Amendments that have expanded voting rights identify reasons that states cannot take those rights away, eliminating “the most blatant forms of discrimination,” Lichtman said. But “new, more subtle forms of discrimination have come into effect,” often falling “most heavily upon minorities,” he added.
These forms of voter suppression include voter ID laws, which disproportionately impact Black Americans in many states. Black Americans also face longer lines at the polls on average, and are more likely to have their ballots rejected.
Lichtman says an amendment affirming the right to vote for all Americans “is critical,” and “certainly would have both practical and inspirational effects.”
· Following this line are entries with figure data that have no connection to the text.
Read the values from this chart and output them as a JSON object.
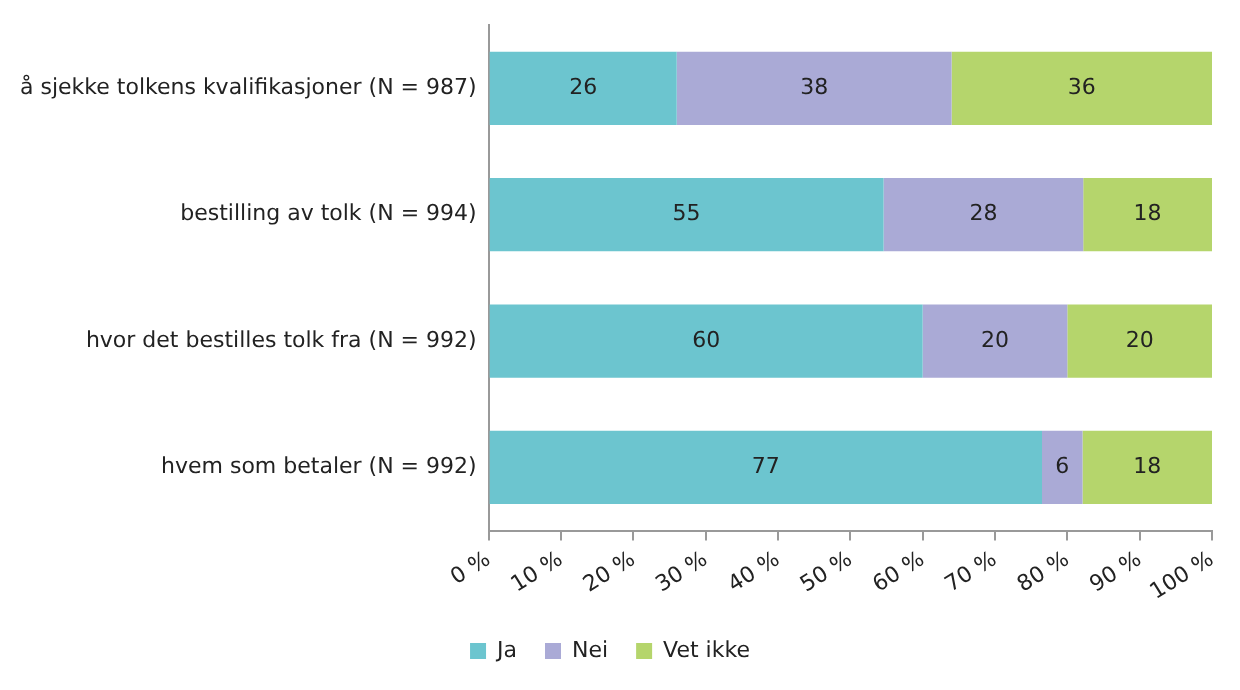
{
  "chart_data": {
    "type": "bar",
    "orientation": "horizontal",
    "stacked": true,
    "categories": [
      "å sjekke tolkens kvalifikasjoner (N = 987)",
      "bestilling av tolk (N = 994)",
      "hvor det bestilles tolk fra (N = 992)",
      "hvem som betaler (N = 992)"
    ],
    "series": [
      {
        "name": "Ja",
        "color": "#6cc5cf",
        "values": [
          26,
          54.6,
          60,
          76.5
        ],
        "value_labels": [
          "26",
          "55",
          "60",
          "77"
        ]
      },
      {
        "name": "Nei",
        "color": "#aaaad6",
        "values": [
          38,
          27.6,
          20,
          5.6
        ],
        "value_labels": [
          "38",
          "28",
          "20",
          "6"
        ]
      },
      {
        "name": "Vet ikke",
        "color": "#b5d56c",
        "values": [
          36,
          17.8,
          20,
          17.9
        ],
        "value_labels": [
          "36",
          "18",
          "20",
          "18"
        ]
      }
    ],
    "xlim": [
      0,
      100
    ],
    "xticks": [
      {
        "value": 0,
        "label": "0 %"
      },
      {
        "value": 10,
        "label": "10 %"
      },
      {
        "value": 20,
        "label": "20 %"
      },
      {
        "value": 30,
        "label": "30 %"
      },
      {
        "value": 40,
        "label": "40 %"
      },
      {
        "value": 50,
        "label": "50 %"
      },
      {
        "value": 60,
        "label": "60 %"
      },
      {
        "value": 70,
        "label": "70 %"
      },
      {
        "value": 80,
        "label": "80 %"
      },
      {
        "value": 90,
        "label": "90 %"
      },
      {
        "value": 100,
        "label": "100 %"
      }
    ],
    "legend": "bottom"
  }
}
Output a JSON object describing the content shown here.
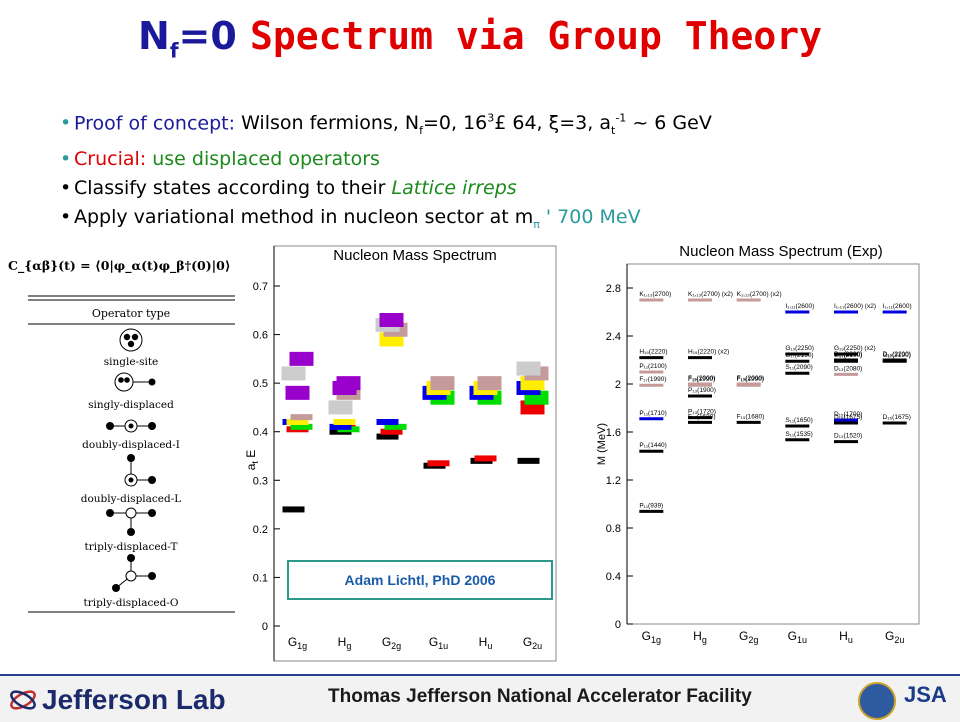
{
  "title": {
    "prefix": "N",
    "prefix_sub": "f",
    "prefix_rest": "=0",
    "main": "Spectrum via Group Theory"
  },
  "bullets": {
    "b1": {
      "label": "Proof of concept:",
      "text": "Wilson fermions, N",
      "sub_f": "f",
      "t2": "=0, 16",
      "sup3": "3",
      "t3": "£ 64, ",
      "xi": "ξ",
      "t4": "=3, a",
      "sub_t": "t",
      "sup_m1": "-1",
      "t5": " ~ 6 GeV"
    },
    "b2": {
      "label": "Crucial:",
      "text": "use displaced operators"
    },
    "b3": {
      "text": "Classify states according to their",
      "em": "Lattice irreps"
    },
    "b4": {
      "text": "Apply variational method in nucleon sector at m",
      "sub_pi": "π",
      "tail": " ' 700 MeV"
    }
  },
  "formula": "C_{αβ}(t) = ⟨0|φ_α(t)φ_β†(0)|0⟩",
  "operator_table": {
    "header": "Operator type",
    "rows": [
      "single-site",
      "singly-displaced",
      "doubly-displaced-I",
      "doubly-displaced-L",
      "triply-displaced-T",
      "triply-displaced-O"
    ]
  },
  "chart_left": {
    "title": "Nucleon Mass Spectrum",
    "ylabel": "a",
    "ylabel_sub": "t",
    "ylabel_tail": " E",
    "yticks": [
      "0",
      "0.1",
      "0.2",
      "0.3",
      "0.4",
      "0.5",
      "0.6",
      "0.7"
    ],
    "xticks": [
      "G",
      "H",
      "G",
      "G",
      "H",
      "G"
    ],
    "xticks_sub": [
      "1g",
      "g",
      "2g",
      "1u",
      "u",
      "2u"
    ],
    "credit": "Adam Lichtl, PhD 2006"
  },
  "chart_data": {
    "type": "scatter",
    "title": "Nucleon Mass Spectrum",
    "ylim": [
      0,
      0.75
    ],
    "categories": [
      "G1g",
      "Hg",
      "G2g",
      "G1u",
      "Hu",
      "G2u"
    ],
    "colors": [
      "#000000",
      "#0000ee",
      "#ee0000",
      "#00dd00",
      "#ffee00",
      "#9900cc",
      "#cccccc",
      "#c49a9a"
    ],
    "levels": [
      [
        0.24,
        0.405,
        0.41,
        0.42,
        0.42,
        0.43,
        0.52,
        0.48,
        0.55
      ],
      [
        0.4,
        0.41,
        0.405,
        0.41,
        0.42,
        0.48,
        0.45,
        0.49,
        0.5
      ],
      [
        0.39,
        0.4,
        0.41,
        0.42,
        0.59,
        0.61,
        0.62,
        0.63
      ],
      [
        0.33,
        0.335,
        0.47,
        0.48,
        0.49,
        0.5
      ],
      [
        0.34,
        0.345,
        0.47,
        0.48,
        0.49,
        0.5
      ],
      [
        0.34,
        0.45,
        0.47,
        0.49,
        0.5,
        0.52,
        0.53
      ]
    ]
  },
  "chart_right": {
    "title": "Nucleon Mass Spectrum (Exp)",
    "ylabel": "M (MeV)",
    "yticks": [
      "0",
      "0.4",
      "0.8",
      "1.2",
      "1.6",
      "2",
      "2.4",
      "2.8"
    ],
    "xticks": [
      "G",
      "H",
      "G",
      "G",
      "H",
      "G"
    ],
    "xticks_sub": [
      "1g",
      "g",
      "2g",
      "1u",
      "u",
      "2u"
    ],
    "labels": [
      "K₁,₁₃(2700)",
      "K₁,₁₃(2700) (x2)",
      "K₁,₁₃(2700) (x2)",
      "I₁,₁₁(2600)",
      "I₁,₁₁(2600) (x2)",
      "I₁,₁₁(2600)",
      "H₁₉(2220)",
      "H₁₉(2220) (x2)",
      "G₁₉(2250)",
      "G₁₉(2250) (x2)",
      "D₁₅(2200)",
      "D₁₅(2200)",
      "P₁₁(2100)",
      "F₁₅(2000)",
      "F₁₅(2000)",
      "G₁₇(2190)",
      "G₁₇(2190)",
      "G₁₇(2190)",
      "F₁₇(1990)",
      "F₁₇(1990)",
      "F₁₇(1990)",
      "S₁₁(2090)",
      "D₁₃(2080)",
      "P₁₃(1900)",
      "P₁₃(1720)",
      "S₁₁(1650)",
      "D₁₅(1700)",
      "P₁₁(1710)",
      "F₁₅(1680)",
      "F₁₅(1680)",
      "D₁₅(1675)",
      "D₁₅(1675)",
      "S₁₁(1535)",
      "D₁₃(1520)",
      "P₁₁(1440)",
      "P₁₁(939)"
    ]
  },
  "footer": {
    "lab": "Jefferson Lab",
    "facility": "Thomas Jefferson National Accelerator Facility",
    "jsa": "JSA"
  }
}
Language barriers, disability, lack of time to learn about candidates or to vote, and confusing policies or paperwork also disproportionately impact disadvantaged communities and decrease voter turnout. Generational factors can compound the difficulty in overcoming these barriers, according to research by Rachael Cobb, professor of political science and legal studies at Suffolk University.
For those who have grown up in families or communities that generally do not vote, “you never get on the voter list, nobody pays attention to you, you’re not part of a network of people who are voting,” Cobb said.
“So the whole experience is in some ways alien to you,” Cobb said. “It’s an ignorant thing to say that (voting) is really easy.”
All of these barriers can contribute to a lack of faith in the electoral process, which is a major reason that people do not vote, according to a Knight Foundation survey of chronic nonvoters released in February.
Caitlin Donnelly, program manager of Nonprofit Vote, an organization that assists nonprofits in voter outreach efforts, said many people feel resentment toward elected officials that they perceive largely ignore them “until it’s election time.”
“They see all this attention showered upon them in the summer before an election, and then those people are gone the day after the election, and their issues aren’t tended to,” Donnelly said. “That can feel like, ‘What’s the point of voting?’”
Some people may abstain from voting to avoid participating in a political system they perceive to be broadly corrupt.
Ryan Rickard of Kansas City, Missouri, said he does not vote because he does not want to legitimize the United States government.
This year, he says he is sympathetic with those who want to vote Trump out, but – citing both candidates’ records on immigration, foreign policy and race – he said he doesn’t know that “Biden won’t be worse.”
“Those two men are bad people,” Rickard said. “We are being coerced into leaders that we do not want and forced to abide with their decisions.”
Rickard points out that voting has not been equally accessible to all throughout the nation’s history, and that today “we still can’t, in fact, ensure that everyone who wants a vote is given a voice.”
“All of this should give us pause that maybe there’s a better system,” Rickard said. “Something better out there.”
The majority of voters and nonvoters alike agree that in the United States “things have gotten on the wrong track,” according to the Knight report.